This source code is switching on a string in C. How does it do that?

I'm reading through some emulator code and I've countered something truly odd:

switch (reg){
    case 'eax':
    /* and so on*/
}

How is this possible? I thought you could only switch on integral types. Is there some macro trickery going on?


Solution 1:

(Only you can answer the "macro trickery" part - unless you paste up more code. But there's not much here for macros to work on - formally you are not allowed to redefine keywords; the behaviour on doing that is undefined.)

In order to achieve program readability, the witty developer is exploiting implementation defined behaviour. 'eax' is not a string, but a multi-character constant. Note very carefully the single quotation characters around eax. Most likely it is giving you an int in your case that's unique to that combination of characters. (Quite often each character occupies 8 bits in a 32 bit int). And everyone knows you can switch on an int!

Finally, a standard reference:

The C99 standard says:

6.4.4.4p10: "The value of an integer character constant containing more than one character (e.g., 'ab'), or containing a character or escape sequence that does not map to a single-byte execution character, is implementation-defined."

Solution 2:

According to the C Standard (6.8.4.2 The switch statement)

3 The expression of each case label shall be an integer constant expression...

and (6.6 Constant expressions)

6 An integer constant expression shall have integer type and shall only have operands that are integer constants, enumeration constants, character constants, sizeof expressions whose results are integer constants, and floating constants that are the immediate operands of casts.

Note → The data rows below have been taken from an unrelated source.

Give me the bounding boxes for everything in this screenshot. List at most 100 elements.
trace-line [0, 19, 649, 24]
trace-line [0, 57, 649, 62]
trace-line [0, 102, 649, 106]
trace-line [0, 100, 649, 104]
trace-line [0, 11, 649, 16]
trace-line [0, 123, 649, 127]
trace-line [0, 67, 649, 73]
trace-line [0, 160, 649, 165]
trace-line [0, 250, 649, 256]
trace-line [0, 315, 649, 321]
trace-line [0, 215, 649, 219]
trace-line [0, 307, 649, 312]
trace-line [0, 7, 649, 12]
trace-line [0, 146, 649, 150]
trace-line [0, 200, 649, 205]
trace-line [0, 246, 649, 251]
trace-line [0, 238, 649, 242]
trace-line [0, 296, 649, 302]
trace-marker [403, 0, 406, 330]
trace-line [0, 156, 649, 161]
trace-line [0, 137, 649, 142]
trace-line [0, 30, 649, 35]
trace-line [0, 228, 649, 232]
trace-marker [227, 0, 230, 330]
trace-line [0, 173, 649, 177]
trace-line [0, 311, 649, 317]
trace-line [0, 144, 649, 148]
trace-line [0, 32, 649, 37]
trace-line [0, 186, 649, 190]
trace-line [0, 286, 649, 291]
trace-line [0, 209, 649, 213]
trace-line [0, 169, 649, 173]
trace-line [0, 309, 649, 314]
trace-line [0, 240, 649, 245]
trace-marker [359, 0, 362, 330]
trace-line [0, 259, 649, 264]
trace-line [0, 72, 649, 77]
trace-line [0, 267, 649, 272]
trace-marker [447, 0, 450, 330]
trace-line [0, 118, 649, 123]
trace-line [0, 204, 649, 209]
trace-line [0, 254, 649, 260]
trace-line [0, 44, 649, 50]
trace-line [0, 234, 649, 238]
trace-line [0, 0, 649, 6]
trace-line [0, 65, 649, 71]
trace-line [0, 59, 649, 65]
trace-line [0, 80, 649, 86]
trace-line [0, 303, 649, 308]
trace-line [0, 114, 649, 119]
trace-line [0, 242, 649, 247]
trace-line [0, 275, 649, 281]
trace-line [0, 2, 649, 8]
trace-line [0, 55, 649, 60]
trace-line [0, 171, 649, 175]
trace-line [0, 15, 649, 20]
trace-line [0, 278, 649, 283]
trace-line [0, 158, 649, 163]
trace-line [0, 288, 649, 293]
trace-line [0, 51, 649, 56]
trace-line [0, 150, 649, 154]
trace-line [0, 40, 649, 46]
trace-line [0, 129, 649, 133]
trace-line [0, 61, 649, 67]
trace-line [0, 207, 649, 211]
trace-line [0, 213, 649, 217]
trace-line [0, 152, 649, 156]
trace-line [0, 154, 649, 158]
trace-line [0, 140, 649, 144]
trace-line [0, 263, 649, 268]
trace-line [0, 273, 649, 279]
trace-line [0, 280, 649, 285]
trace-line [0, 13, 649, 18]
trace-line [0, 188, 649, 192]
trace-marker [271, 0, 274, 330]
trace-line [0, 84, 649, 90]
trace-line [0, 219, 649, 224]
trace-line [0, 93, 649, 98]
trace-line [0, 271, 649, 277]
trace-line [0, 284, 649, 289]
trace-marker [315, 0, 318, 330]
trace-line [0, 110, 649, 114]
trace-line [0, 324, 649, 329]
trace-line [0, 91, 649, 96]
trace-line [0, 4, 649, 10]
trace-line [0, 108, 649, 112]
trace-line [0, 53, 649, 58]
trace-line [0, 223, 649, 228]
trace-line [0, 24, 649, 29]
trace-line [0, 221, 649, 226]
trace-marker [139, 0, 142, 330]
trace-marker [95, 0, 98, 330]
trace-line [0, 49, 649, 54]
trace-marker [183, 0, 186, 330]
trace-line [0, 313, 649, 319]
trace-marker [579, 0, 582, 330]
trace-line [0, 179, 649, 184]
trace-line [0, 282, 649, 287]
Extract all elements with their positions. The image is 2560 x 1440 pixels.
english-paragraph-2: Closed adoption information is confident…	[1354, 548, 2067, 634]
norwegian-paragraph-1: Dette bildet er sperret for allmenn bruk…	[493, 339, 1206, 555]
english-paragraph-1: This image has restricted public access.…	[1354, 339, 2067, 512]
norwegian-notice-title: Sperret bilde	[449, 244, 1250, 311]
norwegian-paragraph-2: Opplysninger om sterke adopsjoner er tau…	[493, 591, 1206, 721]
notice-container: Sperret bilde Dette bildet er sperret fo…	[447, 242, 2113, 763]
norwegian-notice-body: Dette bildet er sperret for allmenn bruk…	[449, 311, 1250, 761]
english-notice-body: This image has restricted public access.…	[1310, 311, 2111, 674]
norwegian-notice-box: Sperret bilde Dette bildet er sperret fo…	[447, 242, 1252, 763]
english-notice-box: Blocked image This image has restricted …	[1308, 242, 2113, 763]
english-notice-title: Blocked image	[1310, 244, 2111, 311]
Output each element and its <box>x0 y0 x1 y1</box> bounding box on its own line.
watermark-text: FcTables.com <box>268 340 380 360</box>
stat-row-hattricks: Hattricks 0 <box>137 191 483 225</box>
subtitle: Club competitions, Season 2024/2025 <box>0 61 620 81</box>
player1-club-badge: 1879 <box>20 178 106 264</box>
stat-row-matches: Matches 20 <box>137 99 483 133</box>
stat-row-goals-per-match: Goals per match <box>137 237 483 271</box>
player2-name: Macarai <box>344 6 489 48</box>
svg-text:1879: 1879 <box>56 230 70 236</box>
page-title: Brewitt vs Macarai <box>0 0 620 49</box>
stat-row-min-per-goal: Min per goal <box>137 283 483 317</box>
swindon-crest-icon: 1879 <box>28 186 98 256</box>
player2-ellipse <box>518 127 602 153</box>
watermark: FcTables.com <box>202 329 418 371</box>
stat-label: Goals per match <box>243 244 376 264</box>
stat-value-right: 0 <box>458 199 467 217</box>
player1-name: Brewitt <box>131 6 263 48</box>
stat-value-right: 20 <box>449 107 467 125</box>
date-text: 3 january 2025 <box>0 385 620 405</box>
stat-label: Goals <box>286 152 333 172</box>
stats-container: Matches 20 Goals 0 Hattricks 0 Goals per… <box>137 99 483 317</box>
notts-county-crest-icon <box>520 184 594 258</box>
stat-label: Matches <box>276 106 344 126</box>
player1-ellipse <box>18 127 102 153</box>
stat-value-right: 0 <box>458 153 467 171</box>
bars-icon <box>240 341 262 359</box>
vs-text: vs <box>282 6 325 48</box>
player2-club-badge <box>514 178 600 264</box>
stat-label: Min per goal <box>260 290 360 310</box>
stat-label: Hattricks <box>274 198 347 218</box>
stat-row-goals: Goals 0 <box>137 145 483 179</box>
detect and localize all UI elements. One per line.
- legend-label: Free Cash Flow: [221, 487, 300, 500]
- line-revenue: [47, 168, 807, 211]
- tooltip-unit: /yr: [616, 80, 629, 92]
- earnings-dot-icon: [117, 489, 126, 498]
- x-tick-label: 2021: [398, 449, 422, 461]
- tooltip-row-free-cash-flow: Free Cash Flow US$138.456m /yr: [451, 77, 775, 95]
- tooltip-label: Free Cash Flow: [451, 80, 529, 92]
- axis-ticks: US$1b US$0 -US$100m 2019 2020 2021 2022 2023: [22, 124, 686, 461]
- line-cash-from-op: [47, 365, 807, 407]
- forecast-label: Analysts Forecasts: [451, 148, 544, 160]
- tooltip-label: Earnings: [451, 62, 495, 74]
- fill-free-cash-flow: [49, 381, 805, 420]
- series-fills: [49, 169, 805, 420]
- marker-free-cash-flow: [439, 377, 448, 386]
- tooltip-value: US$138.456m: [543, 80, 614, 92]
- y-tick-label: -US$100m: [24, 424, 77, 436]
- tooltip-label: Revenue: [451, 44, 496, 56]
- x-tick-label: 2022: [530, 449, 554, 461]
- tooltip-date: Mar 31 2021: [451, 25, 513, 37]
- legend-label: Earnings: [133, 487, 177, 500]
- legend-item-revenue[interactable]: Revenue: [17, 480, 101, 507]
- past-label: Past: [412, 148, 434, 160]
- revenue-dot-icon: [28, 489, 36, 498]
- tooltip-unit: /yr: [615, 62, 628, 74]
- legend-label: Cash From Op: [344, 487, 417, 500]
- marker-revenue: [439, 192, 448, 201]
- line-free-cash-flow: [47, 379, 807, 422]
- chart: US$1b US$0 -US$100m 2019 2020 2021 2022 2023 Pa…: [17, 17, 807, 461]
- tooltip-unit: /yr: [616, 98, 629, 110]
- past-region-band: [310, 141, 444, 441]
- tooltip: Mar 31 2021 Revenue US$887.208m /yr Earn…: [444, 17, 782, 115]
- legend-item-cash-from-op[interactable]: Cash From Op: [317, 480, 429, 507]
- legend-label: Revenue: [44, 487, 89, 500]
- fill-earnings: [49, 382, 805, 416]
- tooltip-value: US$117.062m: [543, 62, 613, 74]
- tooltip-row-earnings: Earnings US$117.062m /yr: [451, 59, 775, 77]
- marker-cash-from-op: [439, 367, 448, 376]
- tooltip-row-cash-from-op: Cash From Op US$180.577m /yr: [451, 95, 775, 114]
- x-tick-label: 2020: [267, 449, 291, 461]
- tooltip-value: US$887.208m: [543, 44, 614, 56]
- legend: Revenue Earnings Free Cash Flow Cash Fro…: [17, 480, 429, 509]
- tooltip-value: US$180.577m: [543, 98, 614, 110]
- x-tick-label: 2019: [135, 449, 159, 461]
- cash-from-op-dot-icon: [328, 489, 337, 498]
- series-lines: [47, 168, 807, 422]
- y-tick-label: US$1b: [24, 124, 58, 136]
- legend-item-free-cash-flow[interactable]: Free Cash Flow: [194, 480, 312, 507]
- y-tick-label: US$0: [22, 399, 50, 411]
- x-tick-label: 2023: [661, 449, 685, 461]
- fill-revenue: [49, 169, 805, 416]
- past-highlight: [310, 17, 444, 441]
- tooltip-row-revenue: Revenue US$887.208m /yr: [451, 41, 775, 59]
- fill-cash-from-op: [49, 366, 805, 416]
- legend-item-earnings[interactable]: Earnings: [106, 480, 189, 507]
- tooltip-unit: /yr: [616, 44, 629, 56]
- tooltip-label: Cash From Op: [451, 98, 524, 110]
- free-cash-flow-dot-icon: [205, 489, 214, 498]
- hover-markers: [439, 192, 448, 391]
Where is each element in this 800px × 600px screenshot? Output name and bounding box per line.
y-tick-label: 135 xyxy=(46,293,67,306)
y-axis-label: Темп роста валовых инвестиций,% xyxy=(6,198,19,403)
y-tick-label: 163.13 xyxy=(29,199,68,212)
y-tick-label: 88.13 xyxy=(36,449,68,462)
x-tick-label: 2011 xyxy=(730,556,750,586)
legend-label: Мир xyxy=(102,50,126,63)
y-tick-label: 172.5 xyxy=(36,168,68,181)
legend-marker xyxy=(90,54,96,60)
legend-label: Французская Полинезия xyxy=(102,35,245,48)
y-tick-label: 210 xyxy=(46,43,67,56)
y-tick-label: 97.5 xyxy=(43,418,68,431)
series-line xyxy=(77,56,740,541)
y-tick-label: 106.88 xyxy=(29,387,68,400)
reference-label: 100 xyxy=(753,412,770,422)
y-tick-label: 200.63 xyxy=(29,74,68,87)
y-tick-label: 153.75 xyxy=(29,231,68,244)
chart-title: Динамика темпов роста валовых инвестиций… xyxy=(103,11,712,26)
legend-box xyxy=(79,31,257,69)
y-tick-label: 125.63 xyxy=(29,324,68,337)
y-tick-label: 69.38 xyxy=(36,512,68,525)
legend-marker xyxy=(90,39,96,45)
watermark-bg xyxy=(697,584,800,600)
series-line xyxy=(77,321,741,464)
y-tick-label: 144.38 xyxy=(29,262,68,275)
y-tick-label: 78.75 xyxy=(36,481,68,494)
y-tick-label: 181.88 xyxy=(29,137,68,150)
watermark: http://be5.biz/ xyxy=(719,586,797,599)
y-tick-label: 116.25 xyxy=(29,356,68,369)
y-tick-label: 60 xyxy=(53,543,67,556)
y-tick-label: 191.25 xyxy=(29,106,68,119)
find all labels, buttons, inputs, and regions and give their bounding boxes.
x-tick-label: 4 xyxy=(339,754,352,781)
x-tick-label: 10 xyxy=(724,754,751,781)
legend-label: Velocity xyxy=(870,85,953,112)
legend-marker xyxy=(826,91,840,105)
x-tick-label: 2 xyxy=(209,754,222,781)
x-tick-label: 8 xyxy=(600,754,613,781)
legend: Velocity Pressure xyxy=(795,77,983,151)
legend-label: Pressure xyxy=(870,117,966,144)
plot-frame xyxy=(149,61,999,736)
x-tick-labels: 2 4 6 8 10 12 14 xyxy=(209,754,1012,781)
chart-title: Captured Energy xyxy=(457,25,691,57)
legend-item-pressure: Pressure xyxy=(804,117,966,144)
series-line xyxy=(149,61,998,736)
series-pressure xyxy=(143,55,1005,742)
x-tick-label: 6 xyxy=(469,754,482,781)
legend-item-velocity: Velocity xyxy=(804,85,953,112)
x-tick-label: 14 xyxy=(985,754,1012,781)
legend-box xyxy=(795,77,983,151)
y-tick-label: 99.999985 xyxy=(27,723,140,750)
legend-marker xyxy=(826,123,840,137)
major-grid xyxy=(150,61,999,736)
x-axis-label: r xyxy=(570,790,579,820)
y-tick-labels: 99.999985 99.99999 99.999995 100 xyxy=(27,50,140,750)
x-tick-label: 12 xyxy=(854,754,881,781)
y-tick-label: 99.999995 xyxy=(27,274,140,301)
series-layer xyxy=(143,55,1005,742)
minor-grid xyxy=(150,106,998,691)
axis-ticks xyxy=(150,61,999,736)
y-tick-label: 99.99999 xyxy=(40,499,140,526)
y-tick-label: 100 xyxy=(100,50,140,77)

Cast operators in an integer constant expression shall only convert arithmetic types to integer types, except as part of an operand to the sizeof operator.

Now what is 'eax'?

The C Standard (6.4.4.4 Character constants)

2 An integer character constant is a sequence of one or more multibyte characters enclosed in single-quotes, as in 'x'...

So 'eax' is an integer character constant according to the paragraph 10 of the same section

  1. ...The value of an integer character constant containing more than one character (e.g., 'ab'), or containing a character or escape sequence that does not map to a single-byte execution character, is implementation-defined.

So according to the first mentioned quote it can be an operand of an integer constant expression that may be used as a case label.

Pay attention to that a character constant (enclosed in single quotes) has type int and is not the same as a string literal (a sequence of characters enclosed in double quotes) that has a type of a character array.

Solution 3:

As other have said, this is an int constant and its actual value is implementation-defined.

I assume the rest of the code looks something like

if (SOMETHING)
    reg='eax';
...
switch (reg){
    case 'eax':
    /* and so on*/
}

You can be sure that 'eax' in the first part has the same value as 'eax' in the second part, so it all works out, right? ... wrong.

In a comment @Davislor lists some possible values for 'eax':

... 0x65, 0x656178, 0x65617800, 0x786165, 0x6165, or something else

Notice the first potential value? That is just 'e', ignoring the other two characters. The problem is the program probably uses 'eax', 'ebx', and so on. If all these constants have the same value as 'e' you end up with

switch (reg){
    case 'e':
       ...
    case 'e':
       ...
    ...
}

This doesn't look too good, does it?

The good part about "implementation-defined" is that the programmer can check the documentation of their compiler and see if it does something sensible with these constants. If it does, home free.

The bad part is that some other poor fellow can take the code and try to compile it using some other compiler. Instant compile error. The program is not portable.

As @zwol pointed out in the comments, the situation is not quite as bad as I thought, in the bad case the code doesn't compile. This will at least give you an exact file name and line number for the problem. Still, you will not have a working program.